技術係長と工場課長の多忙なスケジュールを調整し、A社への訪問を設定。社長からの質問を想定し、綿密にデータの準備を行なった。提案したのは、接着の箇所・温度・圧力などの詳細設定と、不織布のグレードを上げること。これは、工場の協力なくして実現できるものではない。提案した不織布の製造は、通常グレードの約4倍の時間を要するからだ。だが、工場課長からメンバーに協力を仰いでもらい、なんとか製造ラインを確保できた。

それまで、新谷が周囲に協力を仰ぐことがなかったのは、「自分が目立ちたい」という気持ちがどこかにあったから。だが既に、その気持ちは消えていた。あるのは、良質の製品を提供したいという熱意。その熱意が周囲を動かし、成約の可能性は大きく広がっていた。データで裏付けされた提案に、社長の不安も払拭されたようだ。ついに、2回目のサンプル提出のチャンスを獲得できたのだった。

2度目のサンプル提出…その結果は。 4
「これ、いいね!」。社長はついに口を開いた。

6月初旬。グレードが高く、柔らかな風合いの不織布を使ったサンプルが完成。社長に加え、A社がベッドを卸す生活用品小売チェーンの担当者も立ち会い、品評会が行なわれた。マットレスを手で押し、腰かけ、じっくり精査する社長の顔は、次第にほころんでいった。「よし…!」。新谷は平静を装いつつも、心の中では両手を天高く突き上げていた。「新谷、よくやったな!」。会社に戻ると、誰もが温かく祝福してくれた。新谷は改めて、社内のエキスパートたちの威力を実感した。

不織布事業に携わって、約1年。当初は、まだ発展の可能性を秘めた段階であった。しかしこの取引成約は、新谷にとっては4度目の成長チャンスとなり、出光ユニテックにおいては、不織布事業の存在感を十分に示す出来事となったのだった。

エピローグ
「ここまで思い入れが強い仕事は、正直、初めてだったかもしれません」と笑う新谷。

A社が出光ユニテックを見つけたのも、担当になったのも、全て偶然だった。しかしその偶然が、仕事への取り組み方さえ変えてしまった。「営業は、いわば指揮者なんです」。自分自身が表舞台に立つ俳優になるのでなく、起用する人物を決定し、グランドデザインを描く。且つ、面白い仕事相手という存在でなくてはならないのだ。

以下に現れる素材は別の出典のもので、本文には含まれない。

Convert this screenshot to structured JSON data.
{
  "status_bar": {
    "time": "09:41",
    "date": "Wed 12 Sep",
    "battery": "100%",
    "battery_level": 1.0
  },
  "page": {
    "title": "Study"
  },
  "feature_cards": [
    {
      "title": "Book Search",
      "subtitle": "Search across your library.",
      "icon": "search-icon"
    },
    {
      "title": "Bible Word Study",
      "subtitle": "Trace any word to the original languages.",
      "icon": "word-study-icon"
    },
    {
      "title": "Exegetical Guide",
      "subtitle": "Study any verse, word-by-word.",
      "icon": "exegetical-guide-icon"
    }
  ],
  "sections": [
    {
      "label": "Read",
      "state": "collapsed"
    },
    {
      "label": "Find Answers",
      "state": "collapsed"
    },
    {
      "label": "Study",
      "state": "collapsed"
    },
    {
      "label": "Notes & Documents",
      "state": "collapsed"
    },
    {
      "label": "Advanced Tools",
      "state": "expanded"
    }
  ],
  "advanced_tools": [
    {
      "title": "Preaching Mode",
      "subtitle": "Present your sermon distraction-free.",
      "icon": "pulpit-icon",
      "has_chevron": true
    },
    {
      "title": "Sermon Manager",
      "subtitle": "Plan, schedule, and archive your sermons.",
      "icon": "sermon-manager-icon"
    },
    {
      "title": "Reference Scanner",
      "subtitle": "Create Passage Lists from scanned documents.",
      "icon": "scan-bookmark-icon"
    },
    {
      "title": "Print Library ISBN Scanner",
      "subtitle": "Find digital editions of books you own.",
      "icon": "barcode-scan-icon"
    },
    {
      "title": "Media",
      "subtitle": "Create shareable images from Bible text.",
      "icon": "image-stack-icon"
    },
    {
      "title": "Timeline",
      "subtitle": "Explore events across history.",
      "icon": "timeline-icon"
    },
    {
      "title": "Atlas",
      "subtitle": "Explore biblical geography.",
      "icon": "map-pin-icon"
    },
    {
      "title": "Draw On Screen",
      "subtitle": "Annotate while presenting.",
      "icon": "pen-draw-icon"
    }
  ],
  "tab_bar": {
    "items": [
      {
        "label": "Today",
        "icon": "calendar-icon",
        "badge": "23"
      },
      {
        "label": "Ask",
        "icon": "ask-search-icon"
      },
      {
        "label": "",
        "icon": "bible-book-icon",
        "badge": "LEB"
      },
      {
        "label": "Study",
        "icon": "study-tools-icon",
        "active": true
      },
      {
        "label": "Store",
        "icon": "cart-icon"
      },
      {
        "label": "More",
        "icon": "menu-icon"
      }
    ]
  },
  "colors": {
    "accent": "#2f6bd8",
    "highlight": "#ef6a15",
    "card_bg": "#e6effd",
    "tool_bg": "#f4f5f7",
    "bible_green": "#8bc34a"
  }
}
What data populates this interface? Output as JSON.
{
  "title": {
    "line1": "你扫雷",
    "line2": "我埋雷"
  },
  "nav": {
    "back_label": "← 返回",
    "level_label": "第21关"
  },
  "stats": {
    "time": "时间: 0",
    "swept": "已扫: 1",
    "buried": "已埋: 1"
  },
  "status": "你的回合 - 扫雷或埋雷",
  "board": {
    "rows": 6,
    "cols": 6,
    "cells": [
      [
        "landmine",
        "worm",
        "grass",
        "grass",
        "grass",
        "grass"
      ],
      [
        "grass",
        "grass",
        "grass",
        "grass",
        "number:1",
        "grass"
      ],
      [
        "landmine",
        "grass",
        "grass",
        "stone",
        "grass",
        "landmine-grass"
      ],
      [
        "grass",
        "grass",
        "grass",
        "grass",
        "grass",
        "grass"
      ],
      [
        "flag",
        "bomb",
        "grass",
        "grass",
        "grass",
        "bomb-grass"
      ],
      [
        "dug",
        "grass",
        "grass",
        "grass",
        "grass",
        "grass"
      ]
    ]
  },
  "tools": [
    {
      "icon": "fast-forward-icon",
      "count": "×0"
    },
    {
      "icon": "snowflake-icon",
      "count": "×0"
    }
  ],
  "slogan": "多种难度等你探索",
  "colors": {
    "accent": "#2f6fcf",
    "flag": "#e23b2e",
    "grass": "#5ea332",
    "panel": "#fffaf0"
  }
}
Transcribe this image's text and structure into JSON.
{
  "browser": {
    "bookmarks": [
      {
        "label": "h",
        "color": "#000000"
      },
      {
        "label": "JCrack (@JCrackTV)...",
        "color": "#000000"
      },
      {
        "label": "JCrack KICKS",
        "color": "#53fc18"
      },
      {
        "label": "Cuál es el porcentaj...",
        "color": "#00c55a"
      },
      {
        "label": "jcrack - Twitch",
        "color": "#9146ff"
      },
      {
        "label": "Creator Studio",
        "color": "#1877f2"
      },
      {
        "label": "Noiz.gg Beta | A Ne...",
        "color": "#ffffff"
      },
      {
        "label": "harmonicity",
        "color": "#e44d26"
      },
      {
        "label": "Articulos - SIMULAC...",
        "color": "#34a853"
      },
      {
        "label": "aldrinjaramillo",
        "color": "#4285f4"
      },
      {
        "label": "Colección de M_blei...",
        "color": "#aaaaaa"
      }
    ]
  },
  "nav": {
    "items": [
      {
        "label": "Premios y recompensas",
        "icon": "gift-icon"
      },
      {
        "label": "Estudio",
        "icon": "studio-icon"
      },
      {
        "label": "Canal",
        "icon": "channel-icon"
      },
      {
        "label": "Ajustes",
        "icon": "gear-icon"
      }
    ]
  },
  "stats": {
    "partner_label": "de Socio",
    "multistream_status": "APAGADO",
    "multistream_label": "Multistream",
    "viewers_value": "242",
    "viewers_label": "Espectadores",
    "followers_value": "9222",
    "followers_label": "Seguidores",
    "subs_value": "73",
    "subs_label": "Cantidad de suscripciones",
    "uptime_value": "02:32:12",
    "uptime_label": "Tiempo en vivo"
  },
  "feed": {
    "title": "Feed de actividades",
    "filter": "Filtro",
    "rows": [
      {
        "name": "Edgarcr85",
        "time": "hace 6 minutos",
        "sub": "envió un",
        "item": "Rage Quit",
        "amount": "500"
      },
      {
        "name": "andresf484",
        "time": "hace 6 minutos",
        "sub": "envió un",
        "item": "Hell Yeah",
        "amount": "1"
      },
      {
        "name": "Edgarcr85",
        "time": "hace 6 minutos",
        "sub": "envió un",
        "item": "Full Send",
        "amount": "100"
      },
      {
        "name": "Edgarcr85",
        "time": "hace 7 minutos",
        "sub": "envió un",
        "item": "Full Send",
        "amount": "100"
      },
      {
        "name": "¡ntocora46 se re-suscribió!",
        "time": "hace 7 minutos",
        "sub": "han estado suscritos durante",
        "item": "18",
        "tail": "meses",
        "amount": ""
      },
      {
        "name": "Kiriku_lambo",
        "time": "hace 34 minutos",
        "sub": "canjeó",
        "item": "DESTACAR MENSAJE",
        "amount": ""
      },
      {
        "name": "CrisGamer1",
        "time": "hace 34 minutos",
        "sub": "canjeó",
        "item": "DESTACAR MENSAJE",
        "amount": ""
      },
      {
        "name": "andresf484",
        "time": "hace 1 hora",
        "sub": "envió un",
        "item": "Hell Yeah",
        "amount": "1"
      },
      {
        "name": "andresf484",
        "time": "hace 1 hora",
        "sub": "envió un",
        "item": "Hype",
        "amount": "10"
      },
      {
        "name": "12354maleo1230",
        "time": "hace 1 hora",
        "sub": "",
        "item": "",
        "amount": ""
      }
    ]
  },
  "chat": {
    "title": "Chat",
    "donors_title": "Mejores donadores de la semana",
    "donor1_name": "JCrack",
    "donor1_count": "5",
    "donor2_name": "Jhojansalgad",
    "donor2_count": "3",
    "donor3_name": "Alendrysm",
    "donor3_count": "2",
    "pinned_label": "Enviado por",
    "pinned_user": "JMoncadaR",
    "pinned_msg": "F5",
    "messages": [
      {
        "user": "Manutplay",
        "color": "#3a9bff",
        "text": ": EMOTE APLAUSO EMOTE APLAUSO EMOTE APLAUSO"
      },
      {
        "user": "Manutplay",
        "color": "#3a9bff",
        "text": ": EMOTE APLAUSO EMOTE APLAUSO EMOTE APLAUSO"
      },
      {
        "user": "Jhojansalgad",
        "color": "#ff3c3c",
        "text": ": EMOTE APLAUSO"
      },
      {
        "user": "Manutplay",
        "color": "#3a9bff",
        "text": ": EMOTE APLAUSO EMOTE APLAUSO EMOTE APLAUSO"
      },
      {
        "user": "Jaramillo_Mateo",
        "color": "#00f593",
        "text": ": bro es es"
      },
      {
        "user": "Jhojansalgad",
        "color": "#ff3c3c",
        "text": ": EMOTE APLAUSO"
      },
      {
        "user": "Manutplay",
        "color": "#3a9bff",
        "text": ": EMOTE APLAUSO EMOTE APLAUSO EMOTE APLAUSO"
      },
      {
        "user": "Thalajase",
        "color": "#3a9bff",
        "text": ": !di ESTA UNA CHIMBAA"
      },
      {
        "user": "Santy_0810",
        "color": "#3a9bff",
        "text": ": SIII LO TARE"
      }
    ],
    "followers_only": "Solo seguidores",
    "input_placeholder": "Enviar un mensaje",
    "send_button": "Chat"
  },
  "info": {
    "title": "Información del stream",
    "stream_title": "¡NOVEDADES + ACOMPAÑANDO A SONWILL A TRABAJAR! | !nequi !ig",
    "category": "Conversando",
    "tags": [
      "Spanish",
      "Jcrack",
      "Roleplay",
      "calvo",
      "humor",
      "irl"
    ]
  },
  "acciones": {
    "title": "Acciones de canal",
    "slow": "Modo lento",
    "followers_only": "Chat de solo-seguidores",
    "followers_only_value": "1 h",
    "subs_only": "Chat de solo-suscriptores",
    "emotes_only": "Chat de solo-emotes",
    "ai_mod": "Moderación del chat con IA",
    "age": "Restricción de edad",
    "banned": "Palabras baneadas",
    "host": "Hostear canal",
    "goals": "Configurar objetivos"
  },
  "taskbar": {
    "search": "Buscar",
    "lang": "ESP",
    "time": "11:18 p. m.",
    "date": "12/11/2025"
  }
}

社内外問わず、誰からもそう思われる営業になることが、新谷の次なる目標。躍進は、まだ止まらない。
「後輩も先輩も、切磋琢磨する仲間。失敗も含め、自分の経験を語っていきたい」と語る新谷。快活な声がフロアに響く。

〜仕事で活かした学生時代の経験〜
目上の人とのやり取りも多い、現在の仕事。求められるのは、物怖じせずに意見を伝える姿勢だ。新谷のその姿勢を培ったのは、学生時代、数多く経験したアルバイト。港での輸入品の荷降ろし、家庭教師、高層ビルのゴンドラ清掃、引越し、道路工事…と数多くのアルバイトを経験し、幅広い年代の人と関わった賜物だ。